This will probably be a relatively short post, but it feels important as it is my “new year’s” post, the last post for the year 2011 and the post to usher in the new year of 2012. I dedicate this post to C., an old friend whom I had not seen in about 8 years, who died this week. A terrible tragedy. The world has lost a really wonderful and great person. And way too early in his life. So the rest of this post will be about life…
Yesterday towards the end of the day, my four year old said, “This is the best day of my life!” If only I could bottle her enthusiasm for a perfectly normal day and give it out to everyone on their worst day.
Here are a few important arguments for choosing life over death even at your most difficult moments. And here I confess, I decided, since I’ve already gotten a bit personal for a therapy blog, and shared my daughter’s statement, I might as well get some help from her again in writing this post as I consider her to be a great expert on the joys of living. My four year old daughter. So here goes.

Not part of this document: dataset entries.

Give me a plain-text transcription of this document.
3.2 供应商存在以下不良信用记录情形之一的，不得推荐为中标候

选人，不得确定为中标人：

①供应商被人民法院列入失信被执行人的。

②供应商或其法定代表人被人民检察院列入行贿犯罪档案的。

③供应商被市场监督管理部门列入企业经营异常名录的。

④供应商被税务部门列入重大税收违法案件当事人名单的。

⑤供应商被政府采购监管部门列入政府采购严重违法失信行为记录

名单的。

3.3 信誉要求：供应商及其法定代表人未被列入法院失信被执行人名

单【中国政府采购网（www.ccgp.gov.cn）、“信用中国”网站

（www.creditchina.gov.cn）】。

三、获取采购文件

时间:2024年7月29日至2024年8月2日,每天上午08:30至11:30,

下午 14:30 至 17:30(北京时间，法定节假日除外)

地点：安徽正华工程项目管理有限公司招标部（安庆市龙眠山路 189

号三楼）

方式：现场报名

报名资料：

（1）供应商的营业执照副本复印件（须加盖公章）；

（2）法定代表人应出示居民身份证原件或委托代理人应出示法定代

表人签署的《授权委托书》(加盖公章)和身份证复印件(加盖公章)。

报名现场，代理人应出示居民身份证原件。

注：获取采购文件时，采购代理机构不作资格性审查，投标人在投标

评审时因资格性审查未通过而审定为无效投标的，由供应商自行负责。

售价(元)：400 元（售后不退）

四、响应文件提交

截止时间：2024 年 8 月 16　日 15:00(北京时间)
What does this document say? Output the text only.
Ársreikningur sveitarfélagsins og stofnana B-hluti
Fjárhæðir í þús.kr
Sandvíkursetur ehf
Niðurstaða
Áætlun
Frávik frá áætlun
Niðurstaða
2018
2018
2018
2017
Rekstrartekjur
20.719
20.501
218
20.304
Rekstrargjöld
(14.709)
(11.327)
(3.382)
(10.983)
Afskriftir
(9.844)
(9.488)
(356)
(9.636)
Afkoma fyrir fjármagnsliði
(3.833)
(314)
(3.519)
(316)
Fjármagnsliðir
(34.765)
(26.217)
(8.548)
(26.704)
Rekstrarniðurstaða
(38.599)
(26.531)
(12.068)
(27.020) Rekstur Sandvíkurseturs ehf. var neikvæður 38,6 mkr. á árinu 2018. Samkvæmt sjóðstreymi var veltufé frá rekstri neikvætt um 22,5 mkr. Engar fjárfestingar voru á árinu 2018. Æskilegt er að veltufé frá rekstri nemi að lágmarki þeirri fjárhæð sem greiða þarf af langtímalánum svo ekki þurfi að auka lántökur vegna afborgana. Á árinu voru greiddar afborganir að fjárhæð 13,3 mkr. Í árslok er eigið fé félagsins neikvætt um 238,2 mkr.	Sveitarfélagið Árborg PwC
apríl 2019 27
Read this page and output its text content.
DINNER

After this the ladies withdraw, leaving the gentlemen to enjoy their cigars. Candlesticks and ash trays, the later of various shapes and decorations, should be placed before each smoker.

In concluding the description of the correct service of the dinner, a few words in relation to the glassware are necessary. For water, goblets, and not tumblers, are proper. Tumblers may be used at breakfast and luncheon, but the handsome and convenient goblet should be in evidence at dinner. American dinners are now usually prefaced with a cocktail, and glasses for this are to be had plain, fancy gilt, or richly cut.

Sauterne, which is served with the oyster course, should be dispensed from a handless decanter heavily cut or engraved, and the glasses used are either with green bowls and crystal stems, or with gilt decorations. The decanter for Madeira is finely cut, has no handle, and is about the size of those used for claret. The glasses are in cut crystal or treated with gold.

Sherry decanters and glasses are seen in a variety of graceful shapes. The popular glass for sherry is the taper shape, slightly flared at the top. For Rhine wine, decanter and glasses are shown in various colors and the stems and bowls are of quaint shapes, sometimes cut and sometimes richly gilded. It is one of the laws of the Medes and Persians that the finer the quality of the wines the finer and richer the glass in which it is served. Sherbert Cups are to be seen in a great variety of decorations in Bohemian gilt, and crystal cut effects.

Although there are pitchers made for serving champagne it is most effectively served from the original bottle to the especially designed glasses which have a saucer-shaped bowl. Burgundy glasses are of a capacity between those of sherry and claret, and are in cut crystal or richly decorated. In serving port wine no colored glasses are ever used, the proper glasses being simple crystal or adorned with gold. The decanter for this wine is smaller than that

Some of the most coolest reasons about being alive include the following: “Having to pick flowers.” “Bubbles!” “Dresses and fancy dresses”. “When you have a really good day what do you think your favorite thing about it is?” I ask. “Having to be with Mommy.” (I swear it’s what she said, and if my day has already been great hanging out with her from this morning non stop until now, about 6:15 in the last day of this year, of course it’s just gotten even greater. Some more help from my daughter about what makes life great: “Playing in the pretend play center. It’s a kitchen. It’s lots of cool things it has phones and cups and dressing up stuff. You can cook food. Have my own restaurant. Next when I go to school I’m going to have everyone be the customer, and I want to be the waiter. One is the waiter and one is the chef and the other two people get to be the customers.” (Only four people in the pretend play center at a time…) In fact she has been counting the days to when she gets to go back to Pre-K and talked about missing her teacher. I have seen the pretend play center and it is awesome. Partly because there just isn’t that much stuff in it, but the kids just love it because they get to make up whatever they want with a few kitchen utensil items, some play food and a couple of things to dress up in, and not very fancy stuff at that. But how cool is it to have a restaurant of your own for fifteen minutes, or be the waiter or cook there. Or get married a few times a week and only have it be about the wedding. (There have been more than a few weddings in the pretend play center. And mostly two girls marrying each other.) I think those are a few great things about life, enough to keep us going for a while, I would hope.
Back to the new year’s eve holiday, finally, the end of the long holiday season, which unfortunately too many people are very relieved about, and some are sad about. But there is still tonight, New Year’s Eve, the one holiday you can choose to completely ignore, be with your family or not, dress up and party the night away, or not. Drink festive drinks, with or without alcohol. Stay up late and be there in that magical moment when it changes from this year to next year, or sleep through it and ignore it completely. Do whatever you want or don’t, tomorrow will be the first day of the new year no matter what you end up doing. My daughter will not be sleeping through it. She was awake for it a year ago at age 3, and today, she keeps asking if it’s new year’s eve yet. As she normally doesn’t get tired until late at night, I’m betting she’ll be awake pretty late this year, the one day of the year when there should be no bedtime, at least in my family. I will confess here that I’ve always loved New Year’s Eve. I love that I can get too dressed up and hang out being fancy with other people who might be wearing jeans. As a New Yorker, I’ve always loved being in this city for new year’s. As I’ve gotten older, the night has become less about party hopping and more about getting really as dressed up as I feel like it, and then miraculously not have to go outside, therefore being able to wear sleeveless dresses which are the most fun to wear anyway… because – we now simply have to go up two flights of stairs to the neighbor’s apartment for their awesomely fun, very casual and low key, kid friendly annual New Year’s Eve party of our wonderful penthouse neighbors! (That means friendly for my kid who is the only young child at the party but who loves to hang out with the neighbors’ now 20ish year old daughters and their friends who are very nice to her.)
So I’ll end on a high note and a few more gems of wisdom from my child. “Are you excited about New Year’s Eve,” I ask. “Yeah!” “Why?” Cause I’m going to the H’s house party! and I can play with L. and M. and their friends! There won’t be any kids there cause there weren’t last year.”. “You think you’ll have fun even if there arent’ any kids?” “Yes. I like playing with grownups. I mean W. and M.”
Ok. I have to ask her one more time, ” Tell me some of your favorite things.” “Barbies.” “Dinosaurs and ‘How I Met Your Mother’ more than cartoons.” Yes she likes that show. Thinking of you, C.